Juízes e Ministério Público poderão responder por crime de responsabilidade

O deputado Onyx Lorenzoni (DEM-RS), relator do projeto de lei (PL) 4850/16, conhecido como “Dez medidas contra a corrupção”, acrescentou pontos que não estavam previstos no projeto original. Um deles é a possibilidade de juízes e membros do Ministério Público serem denunciados por crime de responsabilidade em caso de abuso de poder.
“A instituição do crime de responsabilidade para magistrados e membros do Ministério Público pode parecer, à primeira vista, um pouco inusitado. Tradicionalmente este crime está relacionado a infrações político-administrativas. Contudo, é indiscutível que juízes e membros do Ministério Público sejam agentes políticos”, justificou o relator.
Lorenzoni defendeu a medida em função do protagonismo que juízes e promotores adquiriram no cenário político. Segundo o relator, o objetivo da medida é dar garantias aos cidadãos, “estabelecendo-se, assim, um limite legal ao exercício da autoridade aos membros quando extrapolarem sua competência”.
Cumprimento de pena
Outra medida não prevista na proposta original, e acrescentada pelo relator, é a previsão de cumprimento imediato de pena após o julgamento por órgão judiciário colegiado de segundo grau, o que segue decisão recente do Supremo Tribunal Federal.
O mesmo vale, de acordo com Lorenzoni, para o confisco de bens oriundos de corrupção. “Tal medida, extremamente importante para o combate aos crimes que geram lucro, serve para enfraquecer organizações criminosas e garantir que o delito não compense.”
Segundo ele, “a providência também permitirá a repatriação mais célere de milhões de dólares em ativos bloqueados no exterior, que nunca retornam – ou que demoram décadas para voltar ao Brasil – porque os processos penais no Brasil prolongam-se indefinidamente, sem o trânsito em julgado na última instância”.
Denunciante
Outra medida acrescentada pelo relator no projeto foi a figura do denunciante (whistleblower) desvinculado do delito investigado. Esta figura já existe na legislação de outros países e foi sugerida pela Estratégia Nacional de Combate à Corrupção e Lavagem de Dinheiro (ENCCLA)

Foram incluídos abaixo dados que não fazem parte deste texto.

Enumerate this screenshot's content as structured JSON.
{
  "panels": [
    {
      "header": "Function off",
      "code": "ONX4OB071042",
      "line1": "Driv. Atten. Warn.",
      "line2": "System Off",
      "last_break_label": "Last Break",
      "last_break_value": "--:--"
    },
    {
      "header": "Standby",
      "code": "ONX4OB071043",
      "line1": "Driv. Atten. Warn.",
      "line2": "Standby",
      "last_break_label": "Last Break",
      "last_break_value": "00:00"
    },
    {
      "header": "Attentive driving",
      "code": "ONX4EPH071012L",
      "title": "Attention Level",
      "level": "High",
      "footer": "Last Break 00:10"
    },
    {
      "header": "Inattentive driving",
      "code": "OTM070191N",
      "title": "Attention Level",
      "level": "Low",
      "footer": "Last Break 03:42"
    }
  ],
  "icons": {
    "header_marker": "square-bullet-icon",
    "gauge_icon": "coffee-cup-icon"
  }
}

Como maneira de incentivar os denunciantes, o programa estabelece um sistema de retribuição, baseado nos valores obtidos com o ressarcimento dos danos e nas multas aplicadas aos infratores.
Habeas corpus
Onyx Lorenzoni acatou parcialmente uma das medidas mais polêmicas contidas na proposta original, apresentada pelo Ministério Público: a concessão de habeas corpus apenas em caso de prisão ou ameaça de prisão ilegal.
De acordo com a proposta original, em qualquer outro caso, o juiz deveria consultar o Ministério Público antes de conceder uma liminar.
Lorenzoni não restringiu o poder de concessão de habeas corpus do juiz, mas incluiu no Código de Processo Penal dispositivo que, nos casos em que o juiz verificar que a concessão do habeas corpus produzirá efeitos na investigação criminal, ele solicitará a manifestação do Ministério Público.
“Esse dispositivo é meramente processual, em nada diminui as garantias do habeas corpus, e foi acatado apenas para conceder a chamada “paridade de armas” requerida pelo Ministério Público”, justificou.
Prova ilícita
O relator também modificou outro ponto da proposta original enviada pelo Ministério Público ao Congresso em março e que sofreu críticas ao longo das audiências públicas da comissão: o uso de provas ilícitas obtidas de boa-fé.
O projeto original criava oito exceções à regra de ilicitude da prova, além das duas atuais (falta de nexo causal com as provas ilícitas e quando as provas derivadas puderem ser obtidas de uma fonte independente das primeiras).
Assim, não seriam consideradas ilícitas, por exemplo, as provas obtidas por agente público de boa-fé e aquelas em que a relação de causa e efeito entre a ilicitude e a prova fosse remota. Juristas contrários à medida apontaram subjetividade no critério de “boa-fé” usado no texto.
Lorenzoni não acatou as exceções previstas na proposta original e adotou, no substitutivo, o conceito de prova ilícita previsto na Constituição, que, no artigo 5°, declara que são inadmissíveis, no processo, as provas “obtidas por meios ilícitos”.
“Ao invés de se considerar prova ilícita as obtidas em violação a direitos e garantias constitucionais ou legais, considere-se inadmissíveis, devendo ser desentranhadas do processo, as provas obtidas por meios ilícitos, assim entendidos aqueles que violem as garantias constitucionais processuais ou as que asseguram as liberdades públicas”, justificou no texto.